The Image Classification Dataset

Dive into Deep Learning · §3.2

The Image Classification Dataset
Fashion-MNIST, the dataset we will classify for the rest of this chapter.

MNIST is solved; Fashion-MNIST is not

Motivation

On MNIST, even simple models exceed 95% and a linear one tops 90%: models are hard to tell apart.
Fashion-MNIST: a drop-in replacement, same shape and API, but harder clothing classes (28\times28 grayscale, 10 classes, 60 k / 10 k).

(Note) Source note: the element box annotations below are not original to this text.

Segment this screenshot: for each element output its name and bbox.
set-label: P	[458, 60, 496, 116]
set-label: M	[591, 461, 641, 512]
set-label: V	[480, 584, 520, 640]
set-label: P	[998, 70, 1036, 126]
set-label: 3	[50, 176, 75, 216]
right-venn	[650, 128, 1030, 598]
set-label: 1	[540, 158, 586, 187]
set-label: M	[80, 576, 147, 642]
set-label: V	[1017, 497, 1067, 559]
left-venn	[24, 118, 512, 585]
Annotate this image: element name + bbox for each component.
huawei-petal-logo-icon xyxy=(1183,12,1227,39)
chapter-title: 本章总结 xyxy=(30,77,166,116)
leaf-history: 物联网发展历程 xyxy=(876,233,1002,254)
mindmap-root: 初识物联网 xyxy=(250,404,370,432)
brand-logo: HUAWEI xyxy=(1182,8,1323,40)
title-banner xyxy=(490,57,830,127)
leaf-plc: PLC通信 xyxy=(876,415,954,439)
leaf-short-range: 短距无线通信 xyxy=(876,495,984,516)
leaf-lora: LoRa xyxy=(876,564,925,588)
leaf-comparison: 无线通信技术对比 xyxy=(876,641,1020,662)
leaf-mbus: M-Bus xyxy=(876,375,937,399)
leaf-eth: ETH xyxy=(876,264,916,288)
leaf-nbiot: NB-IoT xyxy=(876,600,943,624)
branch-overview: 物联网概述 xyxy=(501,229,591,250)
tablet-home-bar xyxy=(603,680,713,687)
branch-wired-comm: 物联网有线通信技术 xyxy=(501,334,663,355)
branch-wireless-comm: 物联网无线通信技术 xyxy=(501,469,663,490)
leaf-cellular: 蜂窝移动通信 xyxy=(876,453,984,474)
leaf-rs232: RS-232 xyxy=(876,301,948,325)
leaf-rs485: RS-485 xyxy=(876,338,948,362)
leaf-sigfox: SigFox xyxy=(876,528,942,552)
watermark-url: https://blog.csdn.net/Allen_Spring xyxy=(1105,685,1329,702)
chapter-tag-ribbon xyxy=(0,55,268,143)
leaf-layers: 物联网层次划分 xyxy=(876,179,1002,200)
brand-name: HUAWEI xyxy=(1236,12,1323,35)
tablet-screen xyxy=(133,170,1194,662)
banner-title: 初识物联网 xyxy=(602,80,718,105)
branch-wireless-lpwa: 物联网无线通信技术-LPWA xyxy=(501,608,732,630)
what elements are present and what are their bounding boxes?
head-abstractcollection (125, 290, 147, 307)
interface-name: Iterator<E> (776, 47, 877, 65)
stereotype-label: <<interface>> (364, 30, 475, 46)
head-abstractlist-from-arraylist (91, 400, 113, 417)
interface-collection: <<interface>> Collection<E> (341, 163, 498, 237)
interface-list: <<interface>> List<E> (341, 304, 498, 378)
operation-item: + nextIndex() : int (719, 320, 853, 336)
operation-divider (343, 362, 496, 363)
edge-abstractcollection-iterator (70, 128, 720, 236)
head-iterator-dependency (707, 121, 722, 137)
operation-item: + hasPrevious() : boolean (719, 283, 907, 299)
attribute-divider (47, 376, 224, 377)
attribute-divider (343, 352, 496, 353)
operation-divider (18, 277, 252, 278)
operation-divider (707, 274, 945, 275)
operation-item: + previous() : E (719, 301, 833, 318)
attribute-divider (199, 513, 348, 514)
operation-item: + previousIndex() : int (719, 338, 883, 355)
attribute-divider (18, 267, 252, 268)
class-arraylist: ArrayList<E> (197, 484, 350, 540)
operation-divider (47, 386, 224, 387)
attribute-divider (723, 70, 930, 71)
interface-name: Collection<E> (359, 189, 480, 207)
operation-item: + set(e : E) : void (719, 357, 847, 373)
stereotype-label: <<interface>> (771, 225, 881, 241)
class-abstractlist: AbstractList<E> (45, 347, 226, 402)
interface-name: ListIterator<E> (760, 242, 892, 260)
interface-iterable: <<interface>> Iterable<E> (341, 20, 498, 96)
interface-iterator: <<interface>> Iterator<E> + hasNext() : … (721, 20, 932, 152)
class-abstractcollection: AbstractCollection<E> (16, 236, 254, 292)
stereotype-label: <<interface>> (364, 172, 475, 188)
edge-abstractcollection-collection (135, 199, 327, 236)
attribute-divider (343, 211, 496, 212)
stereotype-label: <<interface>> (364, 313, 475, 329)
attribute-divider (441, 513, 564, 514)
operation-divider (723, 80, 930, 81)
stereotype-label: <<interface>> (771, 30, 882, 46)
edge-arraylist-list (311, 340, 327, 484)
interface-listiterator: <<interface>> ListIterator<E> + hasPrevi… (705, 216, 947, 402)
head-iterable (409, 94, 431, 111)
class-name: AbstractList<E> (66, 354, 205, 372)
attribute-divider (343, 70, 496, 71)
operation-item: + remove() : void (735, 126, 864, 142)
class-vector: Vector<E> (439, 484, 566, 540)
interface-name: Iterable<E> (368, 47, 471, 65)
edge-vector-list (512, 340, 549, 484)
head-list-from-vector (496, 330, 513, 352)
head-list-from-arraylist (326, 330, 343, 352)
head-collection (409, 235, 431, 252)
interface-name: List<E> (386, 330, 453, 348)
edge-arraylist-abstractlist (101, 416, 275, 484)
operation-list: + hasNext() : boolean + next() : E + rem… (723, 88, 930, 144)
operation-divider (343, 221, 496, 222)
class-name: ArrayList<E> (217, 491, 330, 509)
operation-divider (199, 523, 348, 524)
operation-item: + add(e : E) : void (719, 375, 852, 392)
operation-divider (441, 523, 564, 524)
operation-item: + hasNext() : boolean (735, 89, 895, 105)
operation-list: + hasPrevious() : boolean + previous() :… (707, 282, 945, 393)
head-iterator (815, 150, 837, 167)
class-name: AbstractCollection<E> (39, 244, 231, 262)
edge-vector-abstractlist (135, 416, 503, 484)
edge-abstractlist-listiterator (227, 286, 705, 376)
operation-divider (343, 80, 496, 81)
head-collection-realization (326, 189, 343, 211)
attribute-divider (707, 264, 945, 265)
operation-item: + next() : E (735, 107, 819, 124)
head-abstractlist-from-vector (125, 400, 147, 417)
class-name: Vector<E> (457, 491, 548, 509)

Here a linear model caps out near 82% (the softmax-from-scratch section): headroom the deeper models of later chapters will spend.

Loading the Data

a reusable DataModule per framework

Wrap it once, reuse everywhere

A DataModule owns this framework’s download, transform, and train/val splits, so every model we build later just asks for batches:

class FashionMNIST(d2l.DataModule):
    """The Fashion-MNIST dataset."""
    def __init__(self, batch_size=64, resize=(28, 28)):
        super().__init__()
        self.save_hyperparameters()
        trans = transforms.Compose([transforms.Resize(resize),
                                    transforms.ToTensor()])
        self.train = torchvision.datasets.FashionMNIST(
            root=self.root, train=True, transform=trans, download=True)
        self.val = torchvision.datasets.FashionMNIST(
            root=self.root, train=False, transform=trans, download=True)

60 000 train, 10 000 test

Instantiate it, resizing to 32\times32 to match the ConvNet inputs in later chapters:

data = FashionMNIST(resize=(32, 32))
len(data.train), len(data.val)

(60000, 10000)

Ten classes \times 6 000 train images each = 60\,000; 1 000 each in test.

One image: channel-first

Loading · layout

PyTorch and MXNet store images channel-first, c \times h \times w, with the color axis before height and width:

X, y = next(iter(data.train_dataloader()))
X[0].shape  # channel-first: (channels, height, width)

Shape is (1, 32, 32): one grayscale channel, then 32\times32 pixels.

Labels as words, not integers

The dataset stores labels as integers 0–9. A tiny helper maps them to names so our spot-checks are readable:

@d2l.add_to_class(FashionMNIST)
def text_labels(self, indices):
    """Return text labels."""
    labels = ['t-shirt', 'trouser', 'pullover', 'dress', 'coat',
              'sandal', 'shirt', 'sneaker', 'bag', 'ankle boot']
    return [labels[int(i)] for i in indices]

Reading Minibatches

the iterator that feeds training

The data iterator

Minibatches

get_dataloader shuffles the training split and serves a batch_size-sized minibatch each step:

@d2l.add_to_class(FashionMNIST)
def get_dataloader(self, train):
    data = self.train if train else self.val
    return torch.utils.data.DataLoader(data, self.batch_size, shuffle=train,
                                       num_workers=self.num_workers)

What one minibatch looks like

Minibatches

Pull one batch and read its shapes off directly:

X, y = next(iter(data.train_dataloader()))
print(X.shape, X.dtype, y.shape, y.dtype)

torch.Size([64, 1, 32, 32]) torch.float32 torch.Size([64]) torch.int64

64 images, one grayscale channel, 32\times32 pixels, plus 64 integer labels arriving as a matching vector.

Loading is not the bottleneck: measure it

Minibatches · timing

Time one full pass over all 60,000 training images:

tic = time.time()
for X, y in data.train_dataloader():
    continue
f'{time.time() - tic:.2f} sec'

'2.27 sec'

Seconds, not minutes. For the ConvNets of later chapters, one forward + backward pass costs 10–100× the corresponding I/O, so a well-built loader keeps data off the critical path. If it ever were the bottleneck: prefetch and raise num_workers.

Looking at the Data

always eyeball what you train on

See the data before you model it

Visualization

A visualize method tiles one validation batch, each image captioned with its class name. Eyeballing data is a cheap, powerful sanity check:

@d2l.add_to_class(FashionMNIST)
def visualize(self, batch, nrows=1, ncols=8, labels=None):
    X, y = batch
    if not labels:
        labels = self.text_labels(y)
    d2l.show_images(X.squeeze(1), nrows, ncols, titles=labels)
batch = next(iter(data.val_dataloader()))
data.visualize(batch)

Recap

Wrap-up

Fashion-MNIST: 10 clothing classes, 28\times28 grayscale, harder than MNIST but the same size and API.
A DataModule owns each framework’s download, transforms, and train/val loaders.

Channel axis differs: PyTorch/MXNet c\times h\times w, TensorFlow/JAX h\times w\times c (the loader hides it).
Always look at your data; a full loading pass costs seconds, so training speed is set by the model, not I/O.
Next: a linear classifier on this data, and its ~82% ceiling (the softmax-from-scratch section).